= Federal Employees Health Benefits Program =

U.S. government employee health benefits coverage

The Federal Employees Health Benefits (FEHB) Program is a system of "managed competition" through which employee health benefits are provided to civilian government employees and annuitants of the United States government.
The government contributes 63% of the weighted average premium of all plans as of 2025 for single, not to exceed 75%. For spouse plus one, the maximum contribution is $650, often less. For example, BCBC standard biweekly premium is $1,034.14 biweekly, while the government contributes $650, for a 62.86% contribution rate.

The FEHB program allows some insurance companies, employee associations, and labor unions to market health insurance plans to governmental employees. The program is administered by the United States Office of Personnel Management (OPM).

==History==
The program was created in 1960. Employer sponsorship of health insurance in the United States became prevalent during World War II, as one of the few ways by which employers could escape wage and price control limitations on employee wages. The government originally proposed a system that would revolve around a dominant government-directed plan, but unions and employee associations, which had sponsored their own plans, protested. Reflecting the political pressure thus created, the Congress modified the Executive Branch proposal and all existing plans were "grandfathered" into the program.

==Plans==

In 2010 about 250 plans participate in the program. About 20 plans are nationwide or almost nationwide, such as the ones offered by some employee unions such as the National Association of Letter Carriers, by some employee associations such as GEHA, and by national insurance companies such as Aetna and the Blue Cross and Blue Shield Association on behalf of its member companies. There are about 230 locally available plans, almost all Health maintenance organizations (HMOs). The FEHBP's cost is about $40 billion in 2010, including both premiums and out-of-pocket costs. About four million employees and annuitants are enrolled, totaling eight million people when dependents are included.

There are three broad types of plans available on the FEHB program: fee-for-service and preferred provider organization (PPO), usually offered in combination; HMOs; and high-deductible health plans and other consumer-driven plans. In the Washington, D.C. metropolitan area, plans open to all federal employees and annuitants include 10 fee-for-service and PPO plans, seven HMOs, and eight high-deductible and consumer-driven plans.

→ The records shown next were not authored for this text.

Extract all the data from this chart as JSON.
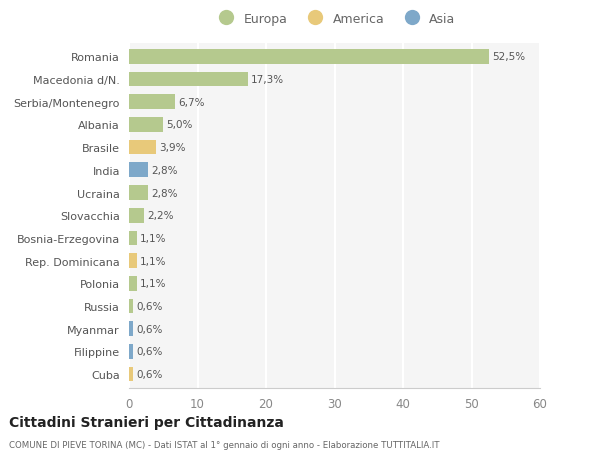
{
  "countries": [
    "Romania",
    "Macedonia d/N.",
    "Serbia/Montenegro",
    "Albania",
    "Brasile",
    "India",
    "Ucraina",
    "Slovacchia",
    "Bosnia-Erzegovina",
    "Rep. Dominicana",
    "Polonia",
    "Russia",
    "Myanmar",
    "Filippine",
    "Cuba"
  ],
  "values": [
    52.5,
    17.3,
    6.7,
    5.0,
    3.9,
    2.8,
    2.8,
    2.2,
    1.1,
    1.1,
    1.1,
    0.6,
    0.6,
    0.6,
    0.6
  ],
  "labels": [
    "52,5%",
    "17,3%",
    "6,7%",
    "5,0%",
    "3,9%",
    "2,8%",
    "2,8%",
    "2,2%",
    "1,1%",
    "1,1%",
    "1,1%",
    "0,6%",
    "0,6%",
    "0,6%",
    "0,6%"
  ],
  "continents": [
    "Europa",
    "Europa",
    "Europa",
    "Europa",
    "America",
    "Asia",
    "Europa",
    "Europa",
    "Europa",
    "America",
    "Europa",
    "Europa",
    "Asia",
    "Asia",
    "America"
  ],
  "colors": {
    "Europa": "#b5c98e",
    "America": "#e8c97a",
    "Asia": "#7ea8c9"
  },
  "xlim": [
    0,
    60
  ],
  "xticks": [
    0,
    10,
    20,
    30,
    40,
    50,
    60
  ],
  "title": "Cittadini Stranieri per Cittadinanza",
  "subtitle": "COMUNE DI PIEVE TORINA (MC) - Dati ISTAT al 1° gennaio di ogni anno - Elaborazione TUTTITALIA.IT",
  "background_color": "#f5f5f5",
  "bar_height": 0.65,
  "legend_order": [
    "Europa",
    "America",
    "Asia"
  ]
}
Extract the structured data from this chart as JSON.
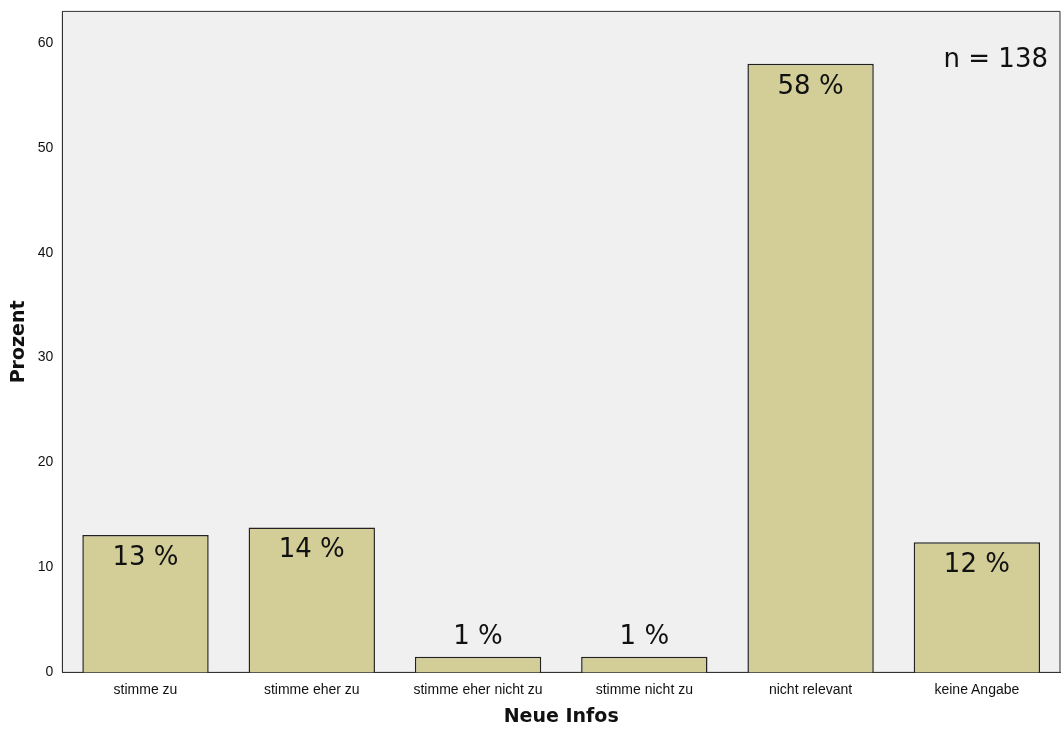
{
  "chart_data": {
    "type": "bar",
    "xlabel": "Neue Infos",
    "ylabel": "Prozent",
    "categories": [
      "stimme zu",
      "stimme eher zu",
      "stimme eher nicht zu",
      "stimme nicht zu",
      "nicht relevant",
      "keine Angabe"
    ],
    "values": [
      13.1,
      13.8,
      1.5,
      1.5,
      58,
      12.4
    ],
    "value_labels": [
      "13 %",
      "14 %",
      "1 %",
      "1 %",
      "58 %",
      "12 %"
    ],
    "color": "#d3ce97",
    "ylim": [
      0,
      63
    ],
    "yticks": [
      0,
      10,
      20,
      30,
      40,
      50,
      60
    ],
    "grid": false,
    "annotations": [
      "n = 138"
    ]
  }
}
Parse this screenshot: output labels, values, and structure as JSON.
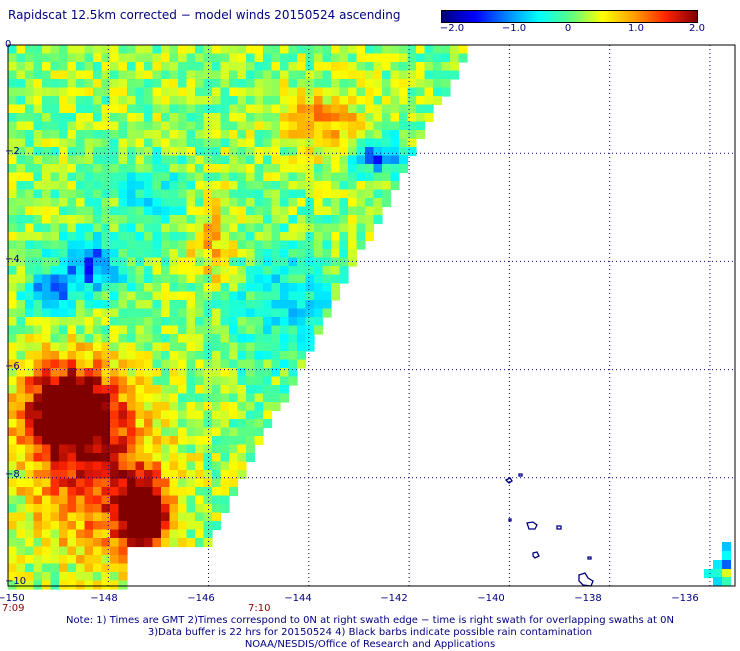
{
  "title": "Rapidscat 12.5km corrected − model winds 20150524 ascending",
  "colorbar": {
    "labels": [
      "−2.0",
      "−1.0",
      "0",
      "1.0",
      "2.0"
    ],
    "colors": [
      "#000080",
      "#0000ff",
      "#00a0ff",
      "#00ffff",
      "#55ff88",
      "#ffff00",
      "#ff9900",
      "#ff2200",
      "#800000"
    ]
  },
  "latitude_labels": [
    "0",
    "−2",
    "−4",
    "−6",
    "−8",
    "−10"
  ],
  "longitude_labels": [
    "−150",
    "−148",
    "−146",
    "−144",
    "−142",
    "−140",
    "−138",
    "−136"
  ],
  "time_labels": [
    "7:09",
    "7:10"
  ],
  "notes": [
    "Note: 1) Times are GMT 2)Times correspond to 0N at right swath edge − time is right swath for overlapping swaths at 0N",
    "3)Data buffer is 22 hrs for 20150524 4) Black barbs indicate possible rain contamination",
    "NOAA/NESDIS/Office of Research and Applications"
  ],
  "map_data": {
    "lon_range": [
      -150,
      -135.5
    ],
    "lat_range": [
      -10,
      0
    ],
    "grid_lines": "dotted",
    "swath_edge": {
      "top_lon": -140.9,
      "bottom_lon": -146.6
    },
    "islands": "Marquesas"
  }
}
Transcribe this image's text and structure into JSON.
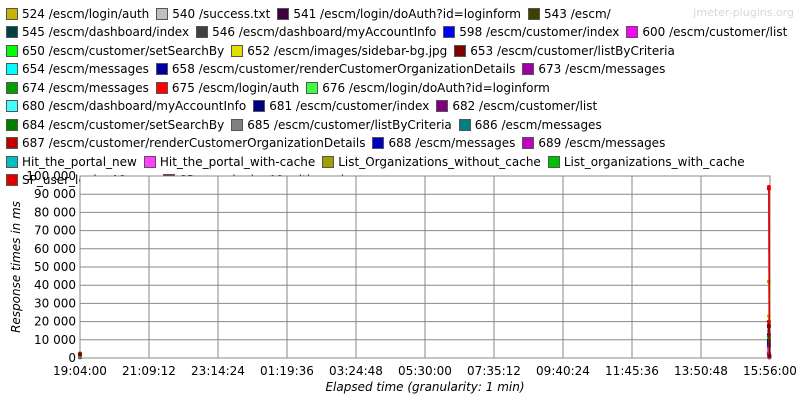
{
  "chart_data": {
    "type": "line",
    "watermark": "jmeter-plugins.org",
    "y_label": "Response times in ms",
    "x_label": "Elapsed time (granularity: 1 min)",
    "grid": true,
    "x": [
      0,
      1249,
      1250,
      1251
    ],
    "xlim": [
      0,
      1252
    ],
    "xticks": [
      {
        "value": 0,
        "label": "19:04:00"
      },
      {
        "value": 125.2,
        "label": "21:09:12"
      },
      {
        "value": 250.4,
        "label": "23:14:24"
      },
      {
        "value": 375.6,
        "label": "01:19:36"
      },
      {
        "value": 500.8,
        "label": "03:24:48"
      },
      {
        "value": 626,
        "label": "05:30:00"
      },
      {
        "value": 751.2,
        "label": "07:35:12"
      },
      {
        "value": 876.4,
        "label": "09:40:24"
      },
      {
        "value": 1001.6,
        "label": "11:45:36"
      },
      {
        "value": 1126.8,
        "label": "13:50:48"
      },
      {
        "value": 1252,
        "label": "15:56:00"
      }
    ],
    "ylim": [
      0,
      100000
    ],
    "yticks": [
      0,
      {
        "value": 10000,
        "label": "10 000"
      },
      {
        "value": 20000,
        "label": "20 000"
      },
      {
        "value": 30000,
        "label": "30 000"
      },
      {
        "value": 40000,
        "label": "40 000"
      },
      {
        "value": 50000,
        "label": "50 000"
      },
      {
        "value": 60000,
        "label": "60 000"
      },
      {
        "value": 70000,
        "label": "70 000"
      },
      {
        "value": 80000,
        "label": "80 000"
      },
      {
        "value": 90000,
        "label": "90 000"
      },
      {
        "value": 100000,
        "label": "100 000"
      }
    ],
    "series": [
      {
        "name": "524 /escm/login/auth",
        "color": "#c8b400",
        "values": [
          1500,
          null,
          23000,
          1000
        ]
      },
      {
        "name": "540 /success.txt",
        "color": "#c0c0c0",
        "values": [
          300,
          null,
          600,
          300
        ]
      },
      {
        "name": "541 /escm/login/doAuth?id=loginform",
        "color": "#400040",
        "values": [
          2000,
          null,
          13000,
          1500
        ]
      },
      {
        "name": "543 /escm/",
        "color": "#404000",
        "values": [
          800,
          null,
          4000,
          800
        ]
      },
      {
        "name": "545 /escm/dashboard/index",
        "color": "#004040",
        "values": [
          1200,
          null,
          9000,
          1200
        ]
      },
      {
        "name": "546 /escm/dashboard/myAccountInfo",
        "color": "#404040",
        "values": [
          1000,
          null,
          12000,
          900
        ]
      },
      {
        "name": "598 /escm/customer/index",
        "color": "#0000ff",
        "values": [
          900,
          null,
          8000,
          700
        ]
      },
      {
        "name": "600 /escm/customer/list",
        "color": "#ff00ff",
        "values": [
          1100,
          null,
          6000,
          800
        ]
      },
      {
        "name": "650 /escm/customer/setSearchBy",
        "color": "#00ff00",
        "values": [
          700,
          null,
          3000,
          600
        ]
      },
      {
        "name": "652 /escm/images/sidebar-bg.jpg",
        "color": "#e0e000",
        "values": [
          400,
          null,
          2000,
          400
        ]
      },
      {
        "name": "653 /escm/customer/listByCriteria",
        "color": "#800000",
        "values": [
          1300,
          null,
          17000,
          1100
        ]
      },
      {
        "name": "654 /escm/messages",
        "color": "#00ffff",
        "values": [
          600,
          null,
          2500,
          500
        ]
      },
      {
        "name": "658 /escm/customer/renderCustomerOrganizationDetails",
        "color": "#0000a0",
        "values": [
          1400,
          null,
          7000,
          1000
        ]
      },
      {
        "name": "673 /escm/messages",
        "color": "#a000a0",
        "values": [
          600,
          null,
          5000,
          500
        ]
      },
      {
        "name": "674 /escm/messages",
        "color": "#00a000",
        "values": [
          500,
          null,
          2000,
          400
        ]
      },
      {
        "name": "675 /escm/login/auth",
        "color": "#ff0000",
        "values": [
          2500,
          null,
          94000,
          1000
        ]
      },
      {
        "name": "676 /escm/login/doAuth?id=loginform",
        "color": "#40ff40",
        "values": [
          1800,
          null,
          3500,
          1200
        ]
      },
      {
        "name": "680 /escm/dashboard/myAccountInfo",
        "color": "#40ffff",
        "values": [
          900,
          null,
          4500,
          700
        ]
      },
      {
        "name": "681 /escm/customer/index",
        "color": "#000080",
        "values": [
          800,
          null,
          10000,
          700
        ]
      },
      {
        "name": "682 /escm/customer/list",
        "color": "#800080",
        "values": [
          1000,
          null,
          6500,
          800
        ]
      },
      {
        "name": "684 /escm/customer/setSearchBy",
        "color": "#008000",
        "values": [
          600,
          null,
          2800,
          500
        ]
      },
      {
        "name": "685 /escm/customer/listByCriteria",
        "color": "#808080",
        "values": [
          1200,
          null,
          15000,
          1000
        ]
      },
      {
        "name": "686 /escm/messages",
        "color": "#008080",
        "values": [
          500,
          null,
          2200,
          400
        ]
      },
      {
        "name": "687 /escm/customer/renderCustomerOrganizationDetails",
        "color": "#c00000",
        "values": [
          1300,
          null,
          20000,
          1000
        ]
      },
      {
        "name": "688 /escm/messages",
        "color": "#0000c0",
        "values": [
          500,
          null,
          2400,
          400
        ]
      },
      {
        "name": "689 /escm/messages",
        "color": "#c000c0",
        "values": [
          500,
          null,
          2600,
          400
        ]
      },
      {
        "name": "Hit_the_portal_new",
        "color": "#00c0c0",
        "values": [
          1000,
          null,
          5000,
          800
        ]
      },
      {
        "name": "Hit_the_portal_with-cache",
        "color": "#ff40ff",
        "values": [
          900,
          null,
          4200,
          700
        ]
      },
      {
        "name": "List_Organizations_without_cache",
        "color": "#a0a000",
        "values": [
          1500,
          null,
          42000,
          1200
        ]
      },
      {
        "name": "List_organizations_with_cache",
        "color": "#00c000",
        "values": [
          1200,
          null,
          11000,
          900
        ]
      },
      {
        "name": "SP_user_login_46_new",
        "color": "#e00000",
        "values": [
          2200,
          null,
          93000,
          1100
        ]
      },
      {
        "name": "SP_user_login_46_with_cache",
        "color": "#800000",
        "values": [
          2000,
          null,
          18000,
          1000
        ]
      }
    ]
  }
}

In the FEHB program the federal government sets minimal standards that, if met by an insurance company, allows it to participate in the program. The result is numerous competing insurance plans that are available to federal employees. Local plans have ready access to participation in the program, but the underlying statute prohibits entry of new national plans. Because OPM requires plans to price offerings closely to the health care costs of enrollees, and to offer comprehensive benefits, there is broad similarity in plan offerings. However, total premiums can vary substantially, and in 2010 the lowest cost plan option had a self-only premium cost of about $2,800 and the highest cost plan option for self-only enrollment was about $7,200. As an example of benefit variation, a cap of about $5,000 a year on potential out-of-pocket costs for self-only enrollment is found in a number of plans, but in some plans the cap may reach $15,000 or more (HMOs typically have no cap, but control potential cost exposure by using copayments).

The FEHB program has on several occasions been proposed as a model for national health insurance or a program that could directly enroll the uninsured. In the 2004 presidential campaign, Senator John Kerry proposed opening enrollment in this plan to all Americans. In enacting the Medicare Modernization Act in 2003, the Congress modeled the reformed Medicare Advantage program and the new Medicare Part D Prescription Drug program after the FEHB program.